Dari total konten yang dihapus, media sosial Instagram mencatat angka tertinggi dengan 86.203 konten. Platform lainnya yang juga menjadi tempat penyebaran adalah Facebook dengan 45.449 konten, TikTok sebanyak 23.595 konten, X/Twitter dengan 9.535 konten, WhatsApp sebanyak 8.506 konten, Telegram dengan 4.751 konten, dan media online sebanyak tiga konten.
Eddy menyoroti Telegram sebagai platform yang banyak dimanfaatkan kelompok ekstremis untuk menyebarkan propaganda, terutama karena kemampuannya membuat grup dengan jumlah anggota tidak terbatas.
“Kami sudah berkoordinasi dengan Komunikasi Digital termasuk oleh Telegramnya dalam konteks pendatang dihukum, kami bisa masuk ke Telegram,” jelas Eddy.
Ia juga menekankan pentingnya pengawasan konten di platform tersebut, mengingat Undang-Undang Nomor 5 Tahun 2018 tentang Pemberantasan Tindak Pidana Terorisme telah mengatur bahwa perencanaan tindak pidana terorisme dapat dikenai hukuman.
Selain menurunkan konten, BNPT juga melakukan pemetaan terhadap daerah-daerah yang dianggap rawan terhadap pengaruh radikalisme dan terorisme.

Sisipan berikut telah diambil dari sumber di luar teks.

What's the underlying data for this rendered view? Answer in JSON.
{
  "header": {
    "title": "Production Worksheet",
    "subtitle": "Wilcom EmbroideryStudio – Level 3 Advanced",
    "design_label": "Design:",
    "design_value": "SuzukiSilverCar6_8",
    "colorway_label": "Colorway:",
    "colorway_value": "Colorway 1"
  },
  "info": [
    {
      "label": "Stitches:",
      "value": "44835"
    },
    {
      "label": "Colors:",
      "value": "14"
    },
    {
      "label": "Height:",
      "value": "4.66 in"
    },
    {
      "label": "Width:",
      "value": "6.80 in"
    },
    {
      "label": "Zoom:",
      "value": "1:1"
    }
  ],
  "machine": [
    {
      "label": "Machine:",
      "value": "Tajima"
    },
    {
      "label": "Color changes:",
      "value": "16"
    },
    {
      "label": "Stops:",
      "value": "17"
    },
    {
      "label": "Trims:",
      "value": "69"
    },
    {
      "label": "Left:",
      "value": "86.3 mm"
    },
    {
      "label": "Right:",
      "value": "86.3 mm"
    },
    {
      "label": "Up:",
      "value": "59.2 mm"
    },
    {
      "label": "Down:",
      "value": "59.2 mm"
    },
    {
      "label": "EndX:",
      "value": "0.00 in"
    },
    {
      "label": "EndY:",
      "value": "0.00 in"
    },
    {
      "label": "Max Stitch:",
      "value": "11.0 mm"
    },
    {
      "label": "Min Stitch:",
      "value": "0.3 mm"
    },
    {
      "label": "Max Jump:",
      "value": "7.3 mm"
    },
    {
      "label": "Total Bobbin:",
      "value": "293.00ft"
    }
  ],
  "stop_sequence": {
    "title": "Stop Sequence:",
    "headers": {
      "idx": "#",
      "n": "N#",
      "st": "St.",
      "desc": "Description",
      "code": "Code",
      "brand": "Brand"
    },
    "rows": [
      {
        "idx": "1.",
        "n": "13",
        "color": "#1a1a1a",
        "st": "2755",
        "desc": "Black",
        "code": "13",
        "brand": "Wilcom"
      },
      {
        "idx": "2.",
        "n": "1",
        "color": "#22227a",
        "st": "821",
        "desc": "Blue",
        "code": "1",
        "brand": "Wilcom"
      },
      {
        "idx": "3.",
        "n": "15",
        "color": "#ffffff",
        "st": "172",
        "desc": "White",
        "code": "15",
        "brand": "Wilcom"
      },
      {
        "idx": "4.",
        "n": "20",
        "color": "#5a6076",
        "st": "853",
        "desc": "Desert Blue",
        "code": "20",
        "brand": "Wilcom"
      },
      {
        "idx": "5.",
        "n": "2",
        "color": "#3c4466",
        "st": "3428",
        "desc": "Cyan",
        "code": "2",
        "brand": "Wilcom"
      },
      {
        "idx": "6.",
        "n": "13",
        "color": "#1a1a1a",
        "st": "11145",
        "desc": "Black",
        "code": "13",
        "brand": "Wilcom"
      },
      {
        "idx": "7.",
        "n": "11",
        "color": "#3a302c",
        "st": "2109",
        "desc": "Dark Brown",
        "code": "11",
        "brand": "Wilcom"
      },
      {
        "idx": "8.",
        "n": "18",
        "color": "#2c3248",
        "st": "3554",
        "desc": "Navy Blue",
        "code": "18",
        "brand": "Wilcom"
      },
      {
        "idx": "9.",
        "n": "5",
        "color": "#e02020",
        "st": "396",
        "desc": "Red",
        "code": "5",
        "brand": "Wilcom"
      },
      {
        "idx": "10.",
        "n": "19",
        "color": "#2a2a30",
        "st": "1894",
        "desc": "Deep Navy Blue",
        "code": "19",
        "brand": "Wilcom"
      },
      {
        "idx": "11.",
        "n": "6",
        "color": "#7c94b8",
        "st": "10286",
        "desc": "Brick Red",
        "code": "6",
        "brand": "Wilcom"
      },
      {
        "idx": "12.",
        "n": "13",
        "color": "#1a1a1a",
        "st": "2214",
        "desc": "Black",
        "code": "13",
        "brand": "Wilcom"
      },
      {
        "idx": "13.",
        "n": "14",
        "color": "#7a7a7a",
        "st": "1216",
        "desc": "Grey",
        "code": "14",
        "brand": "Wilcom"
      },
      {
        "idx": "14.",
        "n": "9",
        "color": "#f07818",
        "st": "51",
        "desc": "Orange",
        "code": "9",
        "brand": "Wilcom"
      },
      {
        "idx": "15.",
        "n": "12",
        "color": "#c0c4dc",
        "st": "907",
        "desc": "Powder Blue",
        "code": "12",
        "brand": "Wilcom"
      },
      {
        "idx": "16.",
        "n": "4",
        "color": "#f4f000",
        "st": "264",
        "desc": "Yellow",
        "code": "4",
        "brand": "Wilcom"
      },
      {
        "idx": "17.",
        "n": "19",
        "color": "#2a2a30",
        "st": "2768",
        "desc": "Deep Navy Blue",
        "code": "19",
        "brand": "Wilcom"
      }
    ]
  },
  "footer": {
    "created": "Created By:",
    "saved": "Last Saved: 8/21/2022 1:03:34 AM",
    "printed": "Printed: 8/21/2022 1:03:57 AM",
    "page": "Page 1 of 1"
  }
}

Namun, Eddy menyatakan bahwa data tersebut bersifat rahasia dan tidak dapat diumumkan kepada publik.
“Namun ini karena sifatnya rahasia, belum bisa diumumkan ya. Ini untuk kami sendiri untuk melakukan langkah-langkah pencegahan. Kami punya data-datanya di mana-mana daerah yang dianggap rawan,” pungkasnya.
Upaya kolaborasi BNPT dan Kemkomdigi ini diharapkan dapat mengurangi penyebaran paham radikal di dunia maya, sekaligus memberikan efek jera kepada pihak-pihak yang mencoba menyebarluaskan konten yang merusak stabilitas keamanan nasional.